The terms of this letter shall be binding upon and inure to the benefit of each party’s successors. However, no party may assign its rights or obligations under this letter without the other party’s prior written consent.

 

5. Execution

 

We look forward to collaborating with the Company on this issuance. Please confirm your acceptance of this appointment by replying to this email with “Confirmed and Agreed” in the body of the email. The appointment shall take effect on the date (“Effective Date”) when authorized representatives of both parties confirm and agree to this letter via email.

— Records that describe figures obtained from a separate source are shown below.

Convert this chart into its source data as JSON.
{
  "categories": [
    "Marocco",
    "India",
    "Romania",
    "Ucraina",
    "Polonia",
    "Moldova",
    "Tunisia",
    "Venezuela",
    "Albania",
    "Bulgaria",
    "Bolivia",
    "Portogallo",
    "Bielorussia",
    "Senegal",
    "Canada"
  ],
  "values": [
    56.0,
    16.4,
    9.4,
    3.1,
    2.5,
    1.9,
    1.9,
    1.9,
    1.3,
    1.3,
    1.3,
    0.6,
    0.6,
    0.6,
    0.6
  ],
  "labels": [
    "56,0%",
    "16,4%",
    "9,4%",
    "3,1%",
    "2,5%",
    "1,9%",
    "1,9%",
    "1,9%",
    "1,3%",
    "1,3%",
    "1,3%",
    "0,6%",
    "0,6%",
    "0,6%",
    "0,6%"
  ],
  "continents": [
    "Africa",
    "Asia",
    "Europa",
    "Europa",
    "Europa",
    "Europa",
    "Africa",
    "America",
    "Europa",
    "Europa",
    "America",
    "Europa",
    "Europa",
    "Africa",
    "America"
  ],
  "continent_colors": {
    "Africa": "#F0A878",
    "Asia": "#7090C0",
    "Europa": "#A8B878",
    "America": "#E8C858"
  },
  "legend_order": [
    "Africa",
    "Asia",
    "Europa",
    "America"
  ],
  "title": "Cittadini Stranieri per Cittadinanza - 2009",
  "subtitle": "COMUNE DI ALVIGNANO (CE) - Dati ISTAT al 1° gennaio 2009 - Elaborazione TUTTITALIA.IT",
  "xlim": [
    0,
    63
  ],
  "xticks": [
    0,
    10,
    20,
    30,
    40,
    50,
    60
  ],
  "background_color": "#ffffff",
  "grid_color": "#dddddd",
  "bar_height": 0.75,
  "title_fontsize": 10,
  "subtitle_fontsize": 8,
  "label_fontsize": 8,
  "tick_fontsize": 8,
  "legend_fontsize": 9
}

We acknowledge that the Company reserves the right to adjust our final role in the underwriting syndicate based on our contribution to the Project.

 

If the Company agrees to and accepts the above appointment and terms, please reply by email with “Confirmed and Agreed.” We are delighted to provide services for this Project and appreciate your confirmation.

 

Glam Capital Limited

 

Name:

Title:

 

We, the undersigned, hereby appoint Glam Capital Limited and agree to abide by all terms and conditions set forth in this letter and its appendices.